In practical terms, when assigning categories to source waters the primary objective is to identify whether Cryptosporidium may be present in sufficient concentrations that the treatment train requires more than one barrier (i.e. a filtration and/or UV barrier rather than only a chlorination barrier). Chlorination is typically ineffective for Cryptosporidium. At a minimum, a disinfection barrier (usually chlorination) is required for all source waters used for drinking water in Australia. Regardless of the category of source water, disinfection mitigates against microbial risks in distribution systems– both from enteric pathogens and opportunistic pathogens.
Waterborne disease outbreaks can occur due to post treatment contamination. Health-based targets were introduced in the US in 1996. Around 90% of outbreaks since then are attributed to contamination within the distribution system.
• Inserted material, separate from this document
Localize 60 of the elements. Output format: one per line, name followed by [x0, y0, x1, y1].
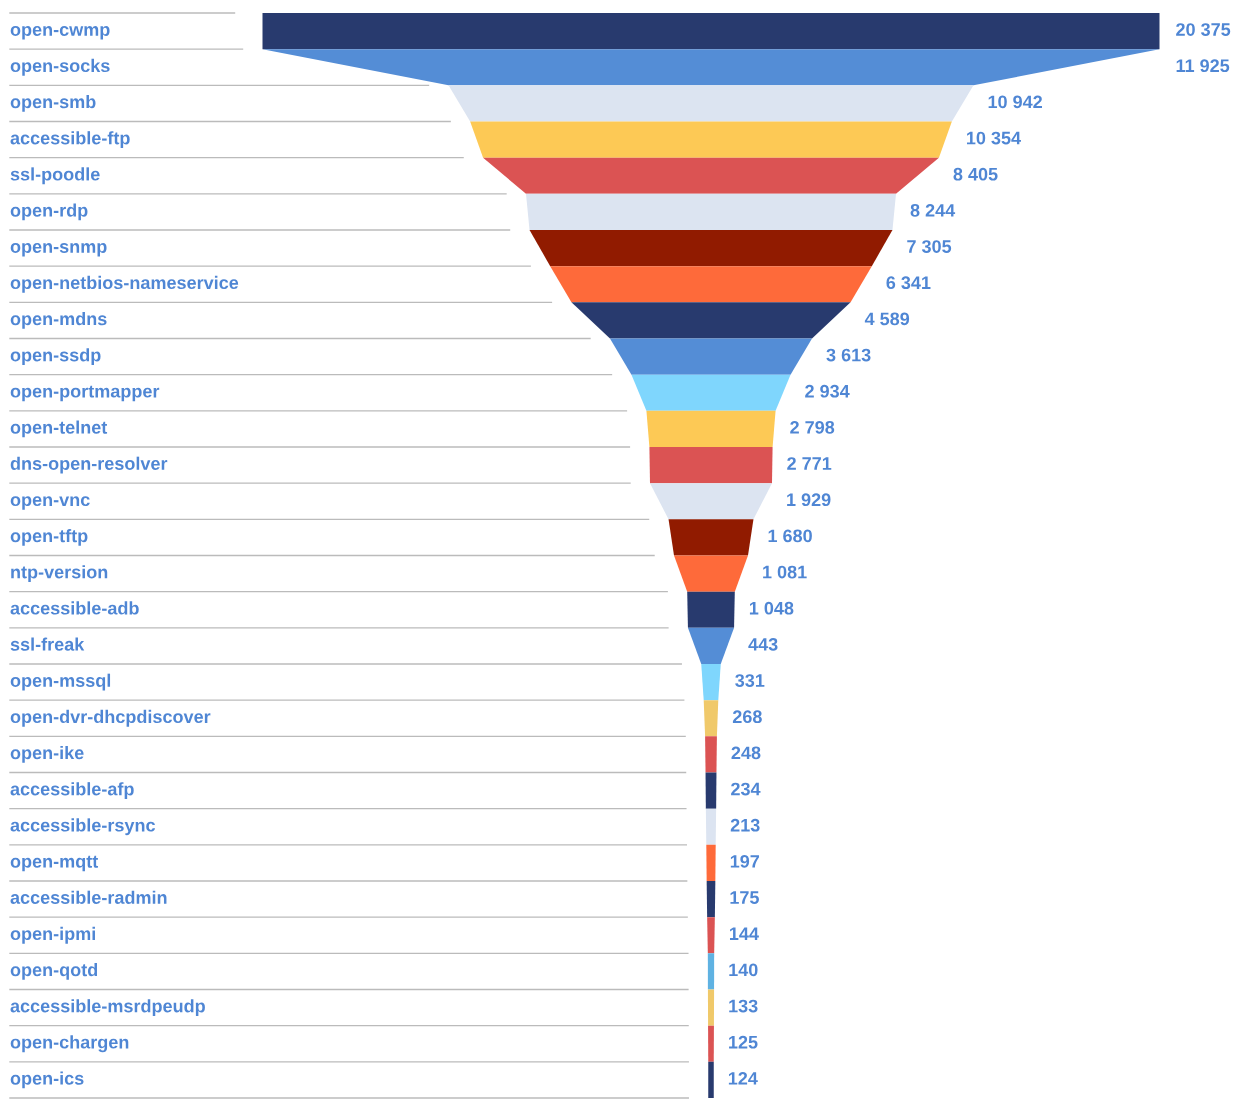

Treated drinking water can become re-contaminated with enteric pathogens via water storage tanks and the distribution network. This can be due to:
ingress of contaminated material during periods of low pressure
negative pressure transients (e.g. due to water hammer)
backflow
cross connection
compromised hygiene during maintenance or repairs
contamination of water storages from birds or access by other vertebrates.
For details on the protection and maintenance of distribution systems see Chapter 3.3.1.
Further information on the management of safe distribution networks is available in a number of documents (Deere and Mosse 2016; Kirmeyer 2000; WHO 2014; Martel et al. 2006; Water Research Australia 2015).